Get to know the voice behind Lois Griffin
Once I actually watched it though, I really began to question the deal. To be brutally honest, which is hard considering I find her attractive and am impressed by her status as a working TV writer, but this show just isn't that good. There are certainly decent parts, and Borstein is eminently likable, selling even her weakest material with ease, but I barely responded to her stories and bits with more than a chuckle, even when her effort and personality begged for a laugh. Perhaps I'm not the target audience.
Or perhaps it was her opening act. It's been said that performers choose their opening acts to make themselves look better. In Borstein's case, that certainly makes sense, as Teddy Towne, the stage persona of Ted Hardwick, definitely makes Borstein shine. Presenting himself as an old-school entertainer, like a slightly more masculine John Waters, he whips through a set of weak L.A.-style jokes before performing a musical segue into Borstein's part of the show.
Borstein's act is very energetic, punched up with verbal outbursts and some vulgar language, as she talks about the topics you'd expect from a "Family Guy" writer, including '80s TV, movies and politically incorrect old Jewish women, taking a few sidetrips into family stories. The stories, which add up to just 53 minutes of show, are mildly amusing, but wouldn't work well without her delivery.
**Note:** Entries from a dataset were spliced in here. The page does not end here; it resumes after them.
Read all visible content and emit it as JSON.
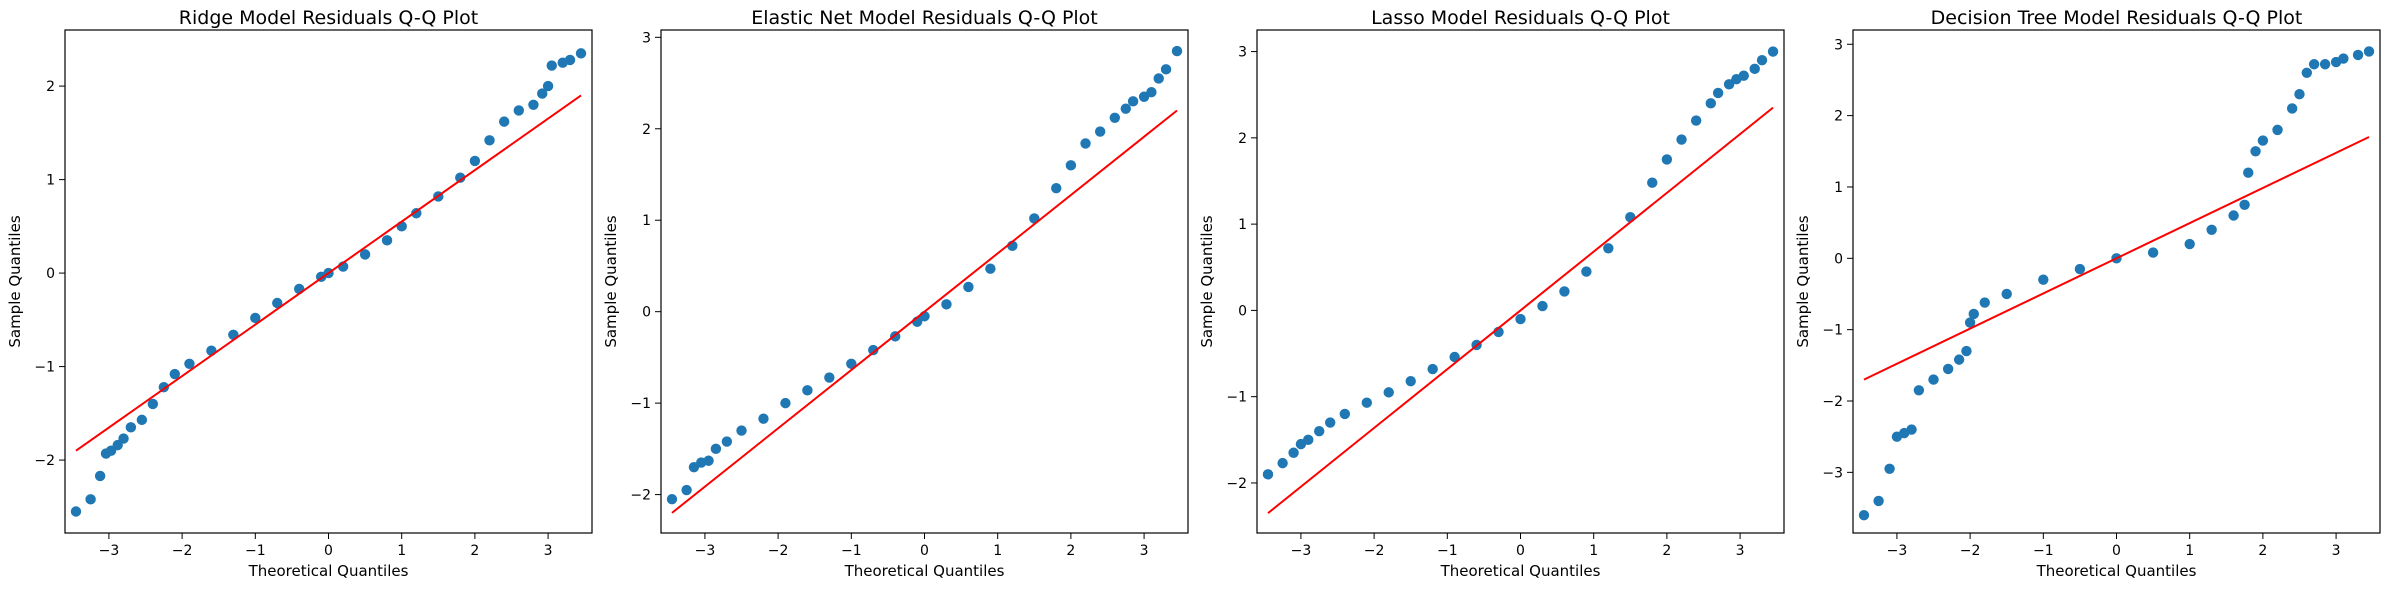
{
  "colors": {
    "points": "#1f77b4",
    "reference_line": "#ff0000",
    "axes": "#000000"
  },
  "chart_data": [
    {
      "type": "scatter",
      "title": "Ridge Model Residuals Q-Q Plot",
      "xlabel": "Theoretical Quantiles",
      "ylabel": "Sample Quantiles",
      "xlim": [
        -3.6,
        3.6
      ],
      "ylim": [
        -2.78,
        2.6
      ],
      "xticks": [
        -3,
        -2,
        -1,
        0,
        1,
        2,
        3
      ],
      "yticks": [
        -2,
        -1,
        0,
        1,
        2
      ],
      "grid": false,
      "reference_line": {
        "x": [
          -3.45,
          3.45
        ],
        "y": [
          -1.9,
          1.9
        ]
      },
      "quantile_points": [
        [
          -3.45,
          -2.55
        ],
        [
          -3.25,
          -2.42
        ],
        [
          -3.12,
          -2.17
        ],
        [
          -3.04,
          -1.93
        ],
        [
          -2.97,
          -1.9
        ],
        [
          -2.88,
          -1.84
        ],
        [
          -2.8,
          -1.77
        ],
        [
          -2.7,
          -1.65
        ],
        [
          -2.55,
          -1.57
        ],
        [
          -2.4,
          -1.4
        ],
        [
          -2.25,
          -1.22
        ],
        [
          -2.1,
          -1.08
        ],
        [
          -1.9,
          -0.97
        ],
        [
          -1.6,
          -0.83
        ],
        [
          -1.3,
          -0.66
        ],
        [
          -1.0,
          -0.48
        ],
        [
          -0.7,
          -0.32
        ],
        [
          -0.4,
          -0.17
        ],
        [
          -0.1,
          -0.04
        ],
        [
          0.0,
          0.0
        ],
        [
          0.2,
          0.07
        ],
        [
          0.5,
          0.2
        ],
        [
          0.8,
          0.35
        ],
        [
          1.0,
          0.5
        ],
        [
          1.2,
          0.64
        ],
        [
          1.5,
          0.82
        ],
        [
          1.8,
          1.02
        ],
        [
          2.0,
          1.2
        ],
        [
          2.2,
          1.42
        ],
        [
          2.4,
          1.62
        ],
        [
          2.6,
          1.74
        ],
        [
          2.8,
          1.8
        ],
        [
          2.92,
          1.92
        ],
        [
          3.0,
          2.0
        ],
        [
          3.05,
          2.22
        ],
        [
          3.2,
          2.25
        ],
        [
          3.3,
          2.28
        ],
        [
          3.45,
          2.35
        ]
      ]
    },
    {
      "type": "scatter",
      "title": "Elastic Net Model Residuals Q-Q Plot",
      "xlabel": "Theoretical Quantiles",
      "ylabel": "Sample Quantiles",
      "xlim": [
        -3.6,
        3.6
      ],
      "ylim": [
        -2.42,
        3.08
      ],
      "xticks": [
        -3,
        -2,
        -1,
        0,
        1,
        2,
        3
      ],
      "yticks": [
        -2,
        -1,
        0,
        1,
        2,
        3
      ],
      "grid": false,
      "reference_line": {
        "x": [
          -3.45,
          3.45
        ],
        "y": [
          -2.2,
          2.2
        ]
      },
      "quantile_points": [
        [
          -3.45,
          -2.05
        ],
        [
          -3.25,
          -1.95
        ],
        [
          -3.15,
          -1.7
        ],
        [
          -3.05,
          -1.65
        ],
        [
          -2.95,
          -1.63
        ],
        [
          -2.85,
          -1.5
        ],
        [
          -2.7,
          -1.42
        ],
        [
          -2.5,
          -1.3
        ],
        [
          -2.2,
          -1.17
        ],
        [
          -1.9,
          -1.0
        ],
        [
          -1.6,
          -0.86
        ],
        [
          -1.3,
          -0.72
        ],
        [
          -1.0,
          -0.57
        ],
        [
          -0.7,
          -0.42
        ],
        [
          -0.4,
          -0.27
        ],
        [
          -0.1,
          -0.11
        ],
        [
          0.0,
          -0.05
        ],
        [
          0.3,
          0.08
        ],
        [
          0.6,
          0.27
        ],
        [
          0.9,
          0.47
        ],
        [
          1.2,
          0.72
        ],
        [
          1.5,
          1.02
        ],
        [
          1.8,
          1.35
        ],
        [
          2.0,
          1.6
        ],
        [
          2.2,
          1.84
        ],
        [
          2.4,
          1.97
        ],
        [
          2.6,
          2.12
        ],
        [
          2.75,
          2.22
        ],
        [
          2.85,
          2.3
        ],
        [
          3.0,
          2.35
        ],
        [
          3.1,
          2.4
        ],
        [
          3.2,
          2.55
        ],
        [
          3.3,
          2.65
        ],
        [
          3.45,
          2.85
        ]
      ]
    },
    {
      "type": "scatter",
      "title": "Lasso Model Residuals Q-Q Plot",
      "xlabel": "Theoretical Quantiles",
      "ylabel": "Sample Quantiles",
      "xlim": [
        -3.6,
        3.6
      ],
      "ylim": [
        -2.58,
        3.25
      ],
      "xticks": [
        -3,
        -2,
        -1,
        0,
        1,
        2,
        3
      ],
      "yticks": [
        -2,
        -1,
        0,
        1,
        2,
        3
      ],
      "grid": false,
      "reference_line": {
        "x": [
          -3.45,
          3.45
        ],
        "y": [
          -2.35,
          2.35
        ]
      },
      "quantile_points": [
        [
          -3.45,
          -1.9
        ],
        [
          -3.25,
          -1.77
        ],
        [
          -3.1,
          -1.65
        ],
        [
          -3.0,
          -1.55
        ],
        [
          -2.9,
          -1.5
        ],
        [
          -2.75,
          -1.4
        ],
        [
          -2.6,
          -1.3
        ],
        [
          -2.4,
          -1.2
        ],
        [
          -2.1,
          -1.07
        ],
        [
          -1.8,
          -0.95
        ],
        [
          -1.5,
          -0.82
        ],
        [
          -1.2,
          -0.68
        ],
        [
          -0.9,
          -0.54
        ],
        [
          -0.6,
          -0.4
        ],
        [
          -0.3,
          -0.25
        ],
        [
          0.0,
          -0.1
        ],
        [
          0.3,
          0.05
        ],
        [
          0.6,
          0.22
        ],
        [
          0.9,
          0.45
        ],
        [
          1.2,
          0.72
        ],
        [
          1.5,
          1.08
        ],
        [
          1.8,
          1.48
        ],
        [
          2.0,
          1.75
        ],
        [
          2.2,
          1.98
        ],
        [
          2.4,
          2.2
        ],
        [
          2.6,
          2.4
        ],
        [
          2.7,
          2.52
        ],
        [
          2.85,
          2.62
        ],
        [
          2.95,
          2.68
        ],
        [
          3.05,
          2.72
        ],
        [
          3.2,
          2.8
        ],
        [
          3.3,
          2.9
        ],
        [
          3.45,
          3.0
        ]
      ]
    },
    {
      "type": "scatter",
      "title": "Decision Tree Model Residuals Q-Q Plot",
      "xlabel": "Theoretical Quantiles",
      "ylabel": "Sample Quantiles",
      "xlim": [
        -3.6,
        3.6
      ],
      "ylim": [
        -3.85,
        3.2
      ],
      "xticks": [
        -3,
        -2,
        -1,
        0,
        1,
        2,
        3
      ],
      "yticks": [
        -3,
        -2,
        -1,
        0,
        1,
        2,
        3
      ],
      "grid": false,
      "reference_line": {
        "x": [
          -3.45,
          3.45
        ],
        "y": [
          -1.7,
          1.7
        ]
      },
      "quantile_points": [
        [
          -3.45,
          -3.6
        ],
        [
          -3.25,
          -3.4
        ],
        [
          -3.1,
          -2.95
        ],
        [
          -3.0,
          -2.5
        ],
        [
          -2.9,
          -2.45
        ],
        [
          -2.8,
          -2.4
        ],
        [
          -2.7,
          -1.85
        ],
        [
          -2.5,
          -1.7
        ],
        [
          -2.3,
          -1.55
        ],
        [
          -2.15,
          -1.42
        ],
        [
          -2.05,
          -1.3
        ],
        [
          -2.0,
          -0.9
        ],
        [
          -1.95,
          -0.78
        ],
        [
          -1.8,
          -0.62
        ],
        [
          -1.5,
          -0.5
        ],
        [
          -1.0,
          -0.3
        ],
        [
          -0.5,
          -0.15
        ],
        [
          0.0,
          0.0
        ],
        [
          0.5,
          0.08
        ],
        [
          1.0,
          0.2
        ],
        [
          1.3,
          0.4
        ],
        [
          1.6,
          0.6
        ],
        [
          1.75,
          0.75
        ],
        [
          1.8,
          1.2
        ],
        [
          1.9,
          1.5
        ],
        [
          2.0,
          1.65
        ],
        [
          2.2,
          1.8
        ],
        [
          2.4,
          2.1
        ],
        [
          2.5,
          2.3
        ],
        [
          2.6,
          2.6
        ],
        [
          2.7,
          2.72
        ],
        [
          2.85,
          2.72
        ],
        [
          3.0,
          2.75
        ],
        [
          3.1,
          2.8
        ],
        [
          3.3,
          2.85
        ],
        [
          3.45,
          2.9
        ]
      ]
    }
  ]
}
When describing the girls of "The Facts of Life" or imitating Rosie O'Donnell and Natalie Merchant (sounding great doing so), she'll make you smile, but her best work here is in discussing the breakdowns used to cast TV shows and movies. Her bemused outrage at the narrow, physically-focused and simply stupid descriptions of the various roles for women is fun to watch, as she acts out silly concepts like a woman OK with being topless and good at improv, or pretends to be an exotic dancer.
Looking at this demure little lady, you wouldn't expect to hear this stuff coming out of her mouth, but once you do hear it you'd expect more of it. It's just not here in this hybrid stand-up/monlogue.
The audio is a mono mix, presented in a Dolby Digital 2.0 track. It's OK for what's basically all dialogue, though at times her voice drops out, unfortunately on her final punchline.
There's also the full song from the show's closing credits to listen to.